Brembo GR-PRO Brakes: Three Adjustments, One Big Tradeoff
Brembo's GR-PRO brakes offer three independent adjustments and World Cup pedigree. Here's what €1,200 buys you—and who should care.
Brembo just opened pre-orders for their GR-PRO mountain bike brakes—the same red calipers Specialized Factory Racing ran to three World Cup wins last year. They're not cheap (€900 for the kit, rotors sold separately), and they only come in one color. But the adjustability here is legitimately different.
Most brakes give you reach adjustment and maybe a bite-point dial. The GR-PRO has three independent levers: reach (40 clicks), dead stroke (7 positions), and a ratio adjustment that changes the mechanical advantage between your lever pull and the master cylinder. That last one—S/M/H settings—alters how the brake fundamentally behaves. Soft gives you a long stroke with lower force. Hard gives you a short stroke with higher force. It's a non-concentric socket on the lever ball, so rotating it physically repositions the pivot point.

Here's the catch: this level of tunability assumes you want to tinker. If you just want to bolt brakes on and ride, you're paying for features you won't use. The tester who rode these back-to-back in Italy ended up fastest in medium-front/soft-rear—a combo he wouldn't have guessed without multiple laps.
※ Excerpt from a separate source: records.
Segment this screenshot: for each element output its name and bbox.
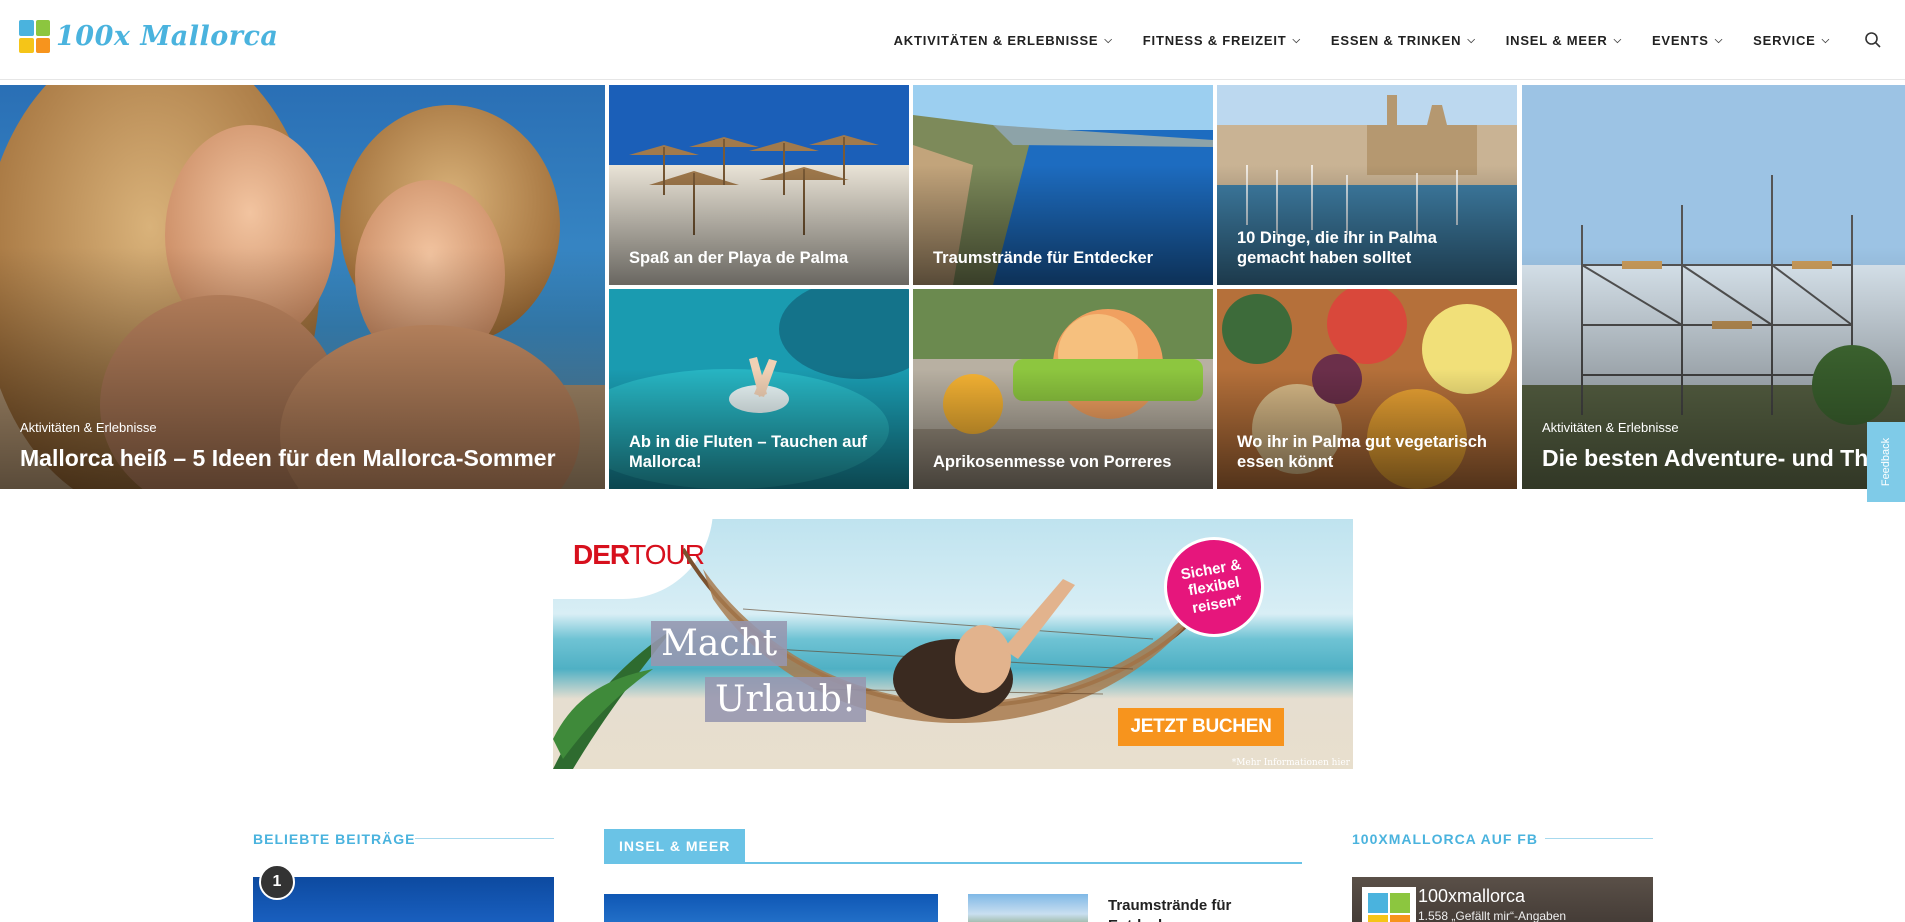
chevron-down-icon: ⌵ bbox=[1714, 34, 1724, 46]
logo-text: 100x Mallorca bbox=[56, 21, 279, 52]
featured-tile-mallorca-heiss[interactable]: Aktivitäten & Erlebnisse Mallorca heiß –… bbox=[0, 85, 605, 489]
nav-item-insel[interactable]: INSEL & MEER ⌵ bbox=[1506, 33, 1622, 48]
tile-title[interactable]: Traumstrände für Entdecker bbox=[933, 248, 1197, 269]
tile-traumstraende[interactable]: Traumstrände für Entdecker bbox=[913, 85, 1213, 285]
island-main-image[interactable] bbox=[604, 894, 938, 922]
logo-mark-icon bbox=[19, 20, 50, 53]
tile-10-dinge-palma[interactable]: 10 Dinge, die ihr in Palma gemacht haben… bbox=[1217, 85, 1517, 285]
ad-brand-der: DER bbox=[573, 539, 630, 570]
nav-item-fitness[interactable]: FITNESS & FREIZEIT ⌵ bbox=[1143, 33, 1301, 48]
tile-title[interactable]: Die besten Adventure- und Themenparks bbox=[1542, 444, 1905, 473]
island-thumb-image[interactable] bbox=[968, 894, 1088, 922]
site-logo[interactable]: 100x Mallorca bbox=[19, 20, 278, 53]
island-item-title[interactable]: Traumstrände für Entdecker bbox=[1108, 896, 1278, 922]
rank-badge: 1 bbox=[259, 864, 295, 900]
site-header: 100x Mallorca AKTIVITÄTEN & ERLEBNISSE ⌵… bbox=[0, 0, 1905, 80]
chevron-down-icon: ⌵ bbox=[1821, 34, 1830, 46]
popular-post-image[interactable] bbox=[253, 877, 554, 922]
chevron-down-icon: ⌵ bbox=[1292, 34, 1301, 46]
tile-tauchen[interactable]: Ab in die Fluten – Tauchen auf Mallorca! bbox=[609, 289, 909, 489]
ad-banner[interactable]: DERTOUR Macht Urlaub! Sicher & flexibel … bbox=[553, 519, 1353, 769]
tile-title[interactable]: Wo ihr in Palma gut vegetarisch essen kö… bbox=[1237, 432, 1501, 473]
nav-item-label: INSEL & MEER bbox=[1505, 32, 1608, 48]
tile-vegetarisch[interactable]: Wo ihr in Palma gut vegetarisch essen kö… bbox=[1217, 289, 1517, 489]
nav-item-events[interactable]: EVENTS ⌵ bbox=[1652, 33, 1723, 48]
tile-title[interactable]: Spaß an der Playa de Palma bbox=[629, 248, 893, 269]
nav-item-label: EVENTS bbox=[1651, 32, 1709, 48]
main-nav: AKTIVITÄTEN & ERLEBNISSE ⌵ FITNESS & FRE… bbox=[864, 0, 1905, 80]
section-divider bbox=[604, 862, 1302, 864]
feedback-tab[interactable]: Feedback bbox=[1867, 422, 1905, 502]
nav-item-label: ESSEN & TRINKEN bbox=[1330, 32, 1462, 48]
chevron-down-icon: ⌵ bbox=[1104, 34, 1113, 46]
ad-headline-1: Macht bbox=[651, 621, 788, 666]
section-title-facebook: 100XMALLORCA AUF FB bbox=[1352, 831, 1538, 847]
nav-item-label: FITNESS & FREIZEIT bbox=[1142, 32, 1287, 48]
section-title-island[interactable]: INSEL & MEER bbox=[604, 829, 746, 863]
facebook-widget[interactable]: 100xmallorca 1.558 „Gefällt mir“-Angaben bbox=[1352, 877, 1653, 922]
search-icon[interactable] bbox=[1864, 31, 1882, 49]
section-divider bbox=[415, 838, 554, 839]
tile-title[interactable]: 10 Dinge, die ihr in Palma gemacht haben… bbox=[1237, 228, 1501, 269]
nav-item-label: AKTIVITÄTEN & ERLEBNISSE bbox=[893, 32, 1099, 48]
section-title-popular: BELIEBTE BEITRÄGE bbox=[253, 831, 416, 847]
feedback-label: Feedback bbox=[1880, 437, 1892, 487]
chevron-down-icon: ⌵ bbox=[1467, 34, 1476, 46]
ad-footnote[interactable]: *Mehr Informationen hier bbox=[1232, 758, 1350, 768]
palm-leaf-icon bbox=[553, 629, 673, 769]
tile-title[interactable]: Aprikosenmesse von Porreres bbox=[933, 452, 1197, 473]
nav-item-service[interactable]: SERVICE ⌵ bbox=[1753, 33, 1830, 48]
tile-aprikosenmesse[interactable]: Aprikosenmesse von Porreres bbox=[913, 289, 1213, 489]
tile-title[interactable]: Ab in die Fluten – Tauchen auf Mallorca! bbox=[629, 432, 893, 473]
chevron-down-icon: ⌵ bbox=[1613, 34, 1622, 46]
tile-category[interactable]: Aktivitäten & Erlebnisse bbox=[1542, 420, 1679, 435]
nav-item-essen[interactable]: ESSEN & TRINKEN ⌵ bbox=[1331, 33, 1476, 48]
tile-title[interactable]: Mallorca heiß – 5 Ideen für den Mallorca… bbox=[20, 444, 589, 473]
section-divider bbox=[1545, 838, 1653, 839]
featured-grid: Aktivitäten & Erlebnisse Mallorca heiß –… bbox=[0, 85, 1905, 489]
facebook-page-name[interactable]: 100xmallorca bbox=[1418, 886, 1525, 907]
nav-item-aktivitaeten[interactable]: AKTIVITÄTEN & ERLEBNISSE ⌵ bbox=[894, 33, 1113, 48]
featured-tile-adventure-parks[interactable]: Aktivitäten & Erlebnisse Die besten Adve… bbox=[1522, 85, 1905, 489]
tile-category[interactable]: Aktivitäten & Erlebnisse bbox=[20, 420, 157, 435]
ad-headline-2: Urlaub! bbox=[705, 677, 867, 722]
jetzt-buchen-button[interactable]: JETZT BUCHEN bbox=[1118, 708, 1284, 746]
facebook-likes-count: 1.558 „Gefällt mir“-Angaben bbox=[1418, 909, 1567, 922]
nav-item-label: SERVICE bbox=[1753, 32, 1816, 48]
facebook-page-avatar bbox=[1362, 887, 1416, 922]
tile-playa-de-palma[interactable]: Spaß an der Playa de Palma bbox=[609, 85, 909, 285]
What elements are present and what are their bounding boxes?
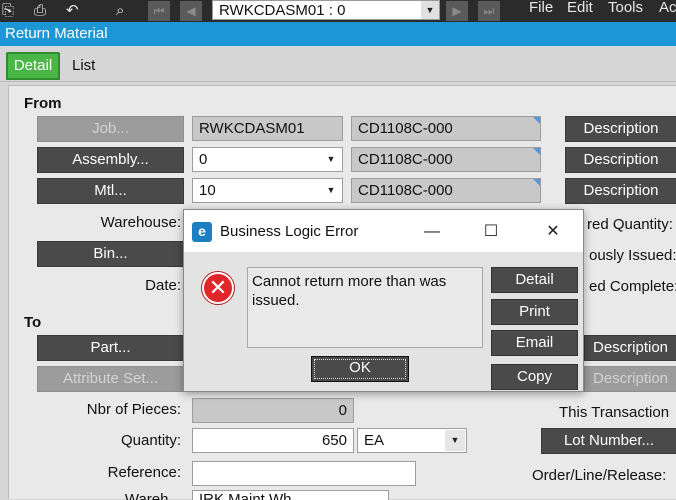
to-part-description-button[interactable]: Description bbox=[584, 335, 676, 361]
assembly-value: 0 bbox=[199, 151, 208, 168]
dialog-title: Business Logic Error bbox=[220, 223, 359, 240]
uom-combo[interactable]: EA ▼ bbox=[357, 428, 467, 453]
link-indicator-icon bbox=[533, 117, 540, 124]
last-record-icon[interactable]: ⏭ bbox=[478, 1, 500, 21]
dialog-title-bar: e Business Logic Error — ☐ ✕ bbox=[184, 210, 583, 252]
warehouse-label: Warehouse: bbox=[100, 214, 181, 231]
email-button[interactable]: Email bbox=[491, 330, 578, 356]
reference-field[interactable] bbox=[192, 461, 416, 486]
detail-button[interactable]: Detail bbox=[491, 267, 578, 293]
uom-value: EA bbox=[364, 432, 385, 449]
job-part-value: CD1108C-000 bbox=[358, 120, 453, 137]
chevron-down-icon[interactable]: ▼ bbox=[445, 430, 465, 451]
to-group-label: To bbox=[24, 314, 42, 331]
assembly-part-value: CD1108C-000 bbox=[358, 151, 453, 168]
copy-button[interactable]: Copy bbox=[491, 364, 578, 390]
chevron-down-icon[interactable]: ▼ bbox=[421, 1, 439, 19]
quantity-field[interactable]: 650 bbox=[192, 428, 354, 453]
form-title-bar: Return Material bbox=[0, 22, 676, 46]
first-record-icon[interactable]: ⏮ bbox=[148, 1, 170, 21]
close-icon[interactable]: ✕ bbox=[541, 220, 565, 244]
this-transaction-label: This Transaction bbox=[559, 404, 670, 421]
link-indicator-icon bbox=[533, 148, 540, 155]
maximize-icon[interactable]: ☐ bbox=[479, 220, 503, 244]
ok-button[interactable]: OK bbox=[311, 356, 409, 382]
lot-number-button[interactable]: Lot Number... bbox=[541, 428, 676, 454]
job-field[interactable]: RWKCDASM01 bbox=[192, 116, 343, 141]
assembly-description-button[interactable]: Description bbox=[565, 147, 676, 173]
mtl-part-value: CD1108C-000 bbox=[358, 182, 453, 199]
nbr-of-pieces-label: Nbr of Pieces: bbox=[86, 401, 181, 418]
attribute-set-button[interactable]: Attribute Set... bbox=[37, 366, 184, 392]
record-selector-value: RWKCDASM01 : 0 bbox=[219, 2, 346, 19]
tab-strip: Detail List bbox=[0, 46, 676, 82]
chevron-down-icon[interactable]: ▼ bbox=[321, 180, 341, 201]
link-indicator-icon bbox=[533, 179, 540, 186]
date-label: Date: bbox=[145, 277, 181, 294]
assembly-button[interactable]: Assembly... bbox=[37, 147, 184, 173]
print-button[interactable]: Print bbox=[491, 299, 578, 325]
new-document-icon[interactable]: ⎘ bbox=[2, 2, 14, 19]
assembly-part-field[interactable]: CD1108C-000 bbox=[351, 147, 541, 172]
required-complete-label: ed Complete: bbox=[589, 278, 676, 295]
menu-tools[interactable]: Tools bbox=[608, 0, 643, 16]
error-message: Cannot return more than was issued. bbox=[247, 267, 483, 348]
from-group-label: From bbox=[24, 95, 62, 112]
to-attribute-description-button[interactable]: Description bbox=[584, 366, 676, 392]
previous-record-icon[interactable]: ◀ bbox=[180, 1, 202, 21]
order-line-release-label: Order/Line/Release: bbox=[532, 467, 667, 484]
mtl-value: 10 bbox=[199, 182, 216, 199]
nbr-of-pieces-field[interactable]: 0 bbox=[192, 398, 354, 423]
tab-detail[interactable]: Detail bbox=[6, 52, 60, 80]
required-quantity-label: red Quantity: bbox=[587, 216, 673, 233]
menu-actions[interactable]: Ac bbox=[659, 0, 676, 16]
quantity-label: Quantity: bbox=[120, 432, 181, 449]
record-selector-combo[interactable]: RWKCDASM01 : 0 ▼ bbox=[212, 0, 440, 20]
app-logo-icon: e bbox=[192, 222, 212, 242]
form-title: Return Material bbox=[5, 25, 108, 42]
job-description-button[interactable]: Description bbox=[565, 116, 676, 142]
dialog-body: ✕ Cannot return more than was issued. De… bbox=[184, 252, 583, 391]
previously-issued-label: ously Issued: bbox=[589, 247, 676, 264]
job-part-field[interactable]: CD1108C-000 bbox=[351, 116, 541, 141]
save-icon[interactable]: ⎙ bbox=[34, 2, 46, 19]
business-logic-error-dialog: e Business Logic Error — ☐ ✕ ✕ Cannot re… bbox=[183, 209, 584, 392]
assembly-combo[interactable]: 0 ▼ bbox=[192, 147, 343, 172]
next-record-icon[interactable]: ▶ bbox=[446, 1, 468, 21]
job-button[interactable]: Job... bbox=[37, 116, 184, 142]
main-toolbar: ⎘ ⎙ ↶ ⌕ ⏮ ◀ RWKCDASM01 : 0 ▼ ▶ ⏭ File Ed… bbox=[0, 0, 676, 22]
chevron-down-icon[interactable]: ▼ bbox=[321, 149, 341, 170]
tab-list[interactable]: List bbox=[72, 54, 95, 78]
part-button[interactable]: Part... bbox=[37, 335, 184, 361]
binoculars-search-icon[interactable]: ⌕ bbox=[116, 2, 124, 19]
mtl-combo[interactable]: 10 ▼ bbox=[192, 178, 343, 203]
minimize-icon[interactable]: — bbox=[420, 220, 444, 244]
menu-file[interactable]: File bbox=[529, 0, 553, 16]
mtl-description-button[interactable]: Description bbox=[565, 178, 676, 204]
bin-button[interactable]: Bin... bbox=[37, 241, 184, 267]
undo-icon[interactable]: ↶ bbox=[66, 2, 79, 19]
mtl-button[interactable]: Mtl... bbox=[37, 178, 184, 204]
mtl-part-field[interactable]: CD1108C-000 bbox=[351, 178, 541, 203]
error-icon: ✕ bbox=[202, 272, 234, 304]
menu-edit[interactable]: Edit bbox=[567, 0, 593, 16]
reference-label: Reference: bbox=[107, 464, 181, 481]
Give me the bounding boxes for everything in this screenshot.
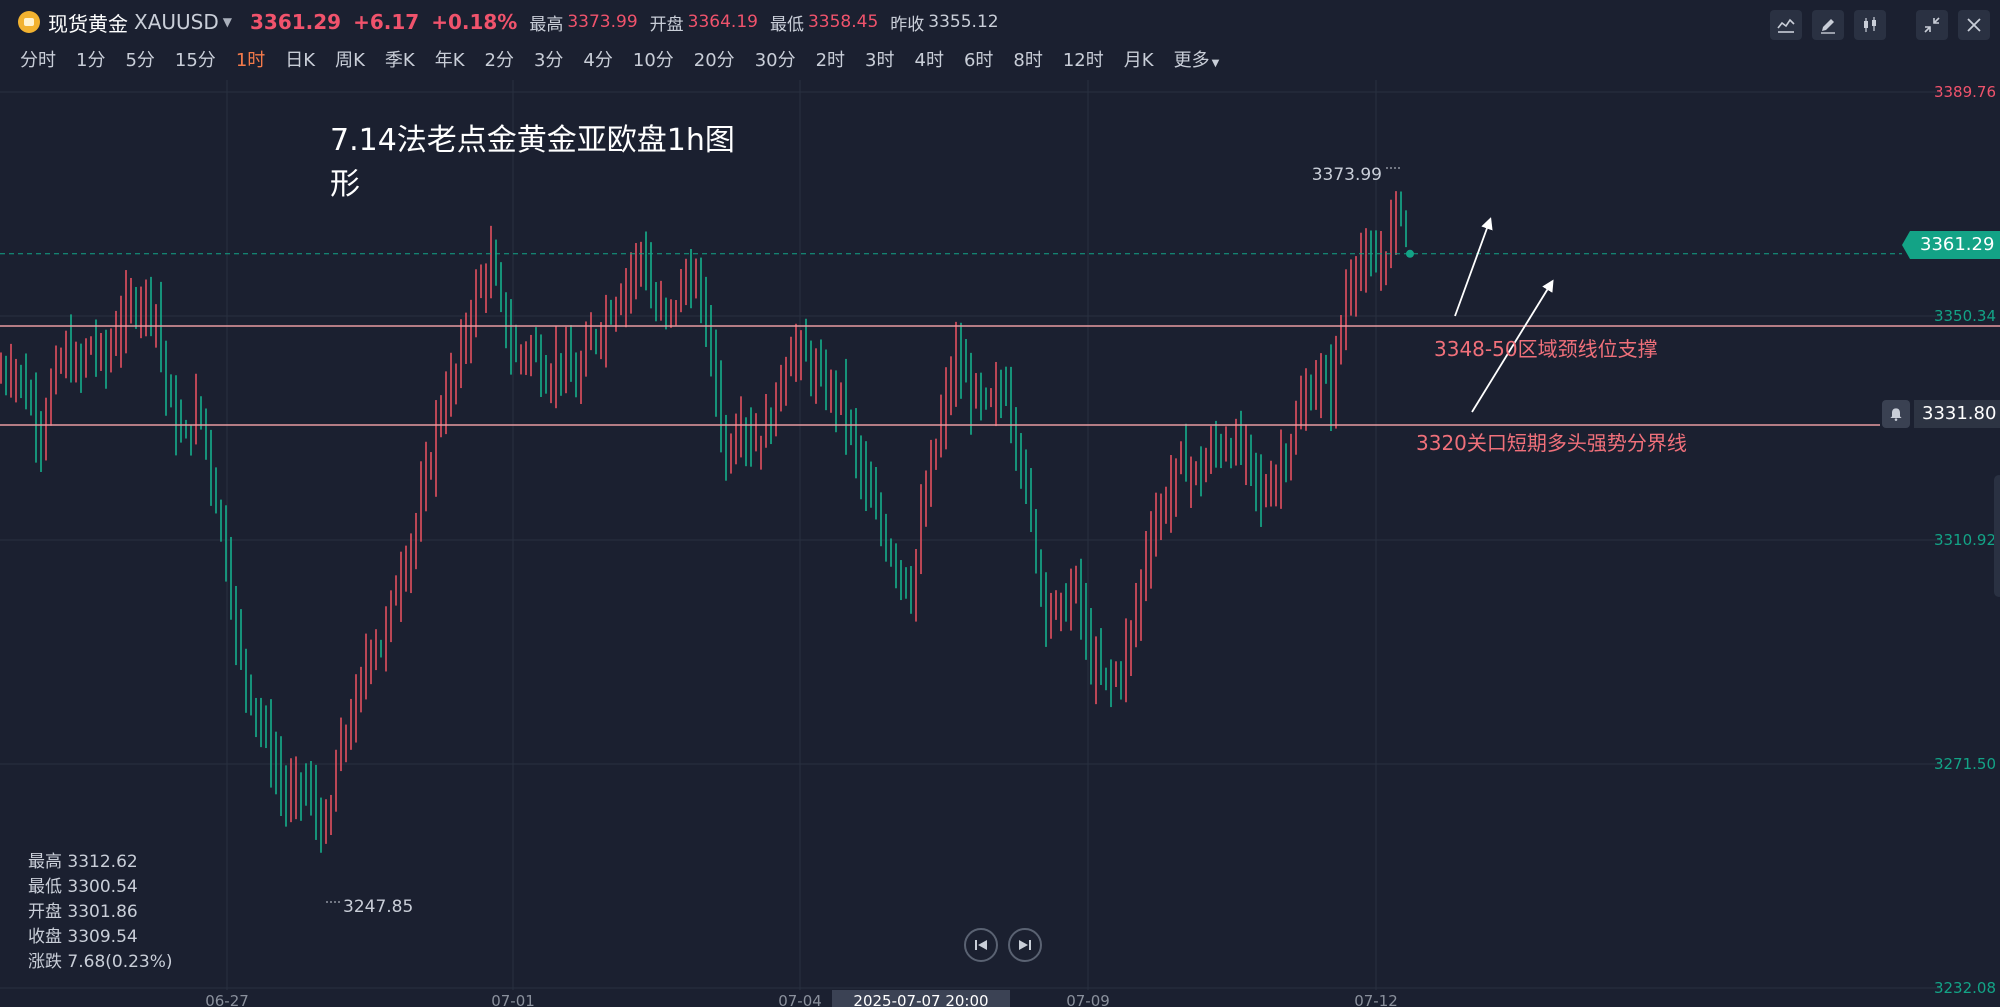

That's the promise: dial in power and modulation independently, maybe even swap settings between dry hardpack and wet loam. But it also means you need the time (and the trail access) to iterate.
The hardware is solid. Four 18mm pistons, insulated to manage heat. Braided stainless lines with a PTFE core to limit expansion under load. 2.3mm rotors in 200 or 220mm, one-piece construction with a trailing-spoke pattern borrowed from MotoGP. One semi-metallic pad compound for now—high initial bite, claimed thermal stability. Mineral oil instead of DOT, formulated in-house for low viscosity across temperature swings.
Pricing is the other constraint. €900 gets you the brake kit (two levers, two calipers, hoses, bleed kit, and a spare set of pads). Add €144 for rotors, another €21–30 for caliper mounts or shifter adapters. You're looking at €1,100–1,200 all-in. That's more than SRAM Code RSC or Shimano Saint territory, and those have years of field data. Brembo's pedigree is motorsports, not mountain bikes—I can't verify how these hold up after a season of wet grit and frame flex. Europe-only launch in July, broader markets later if demand supports it.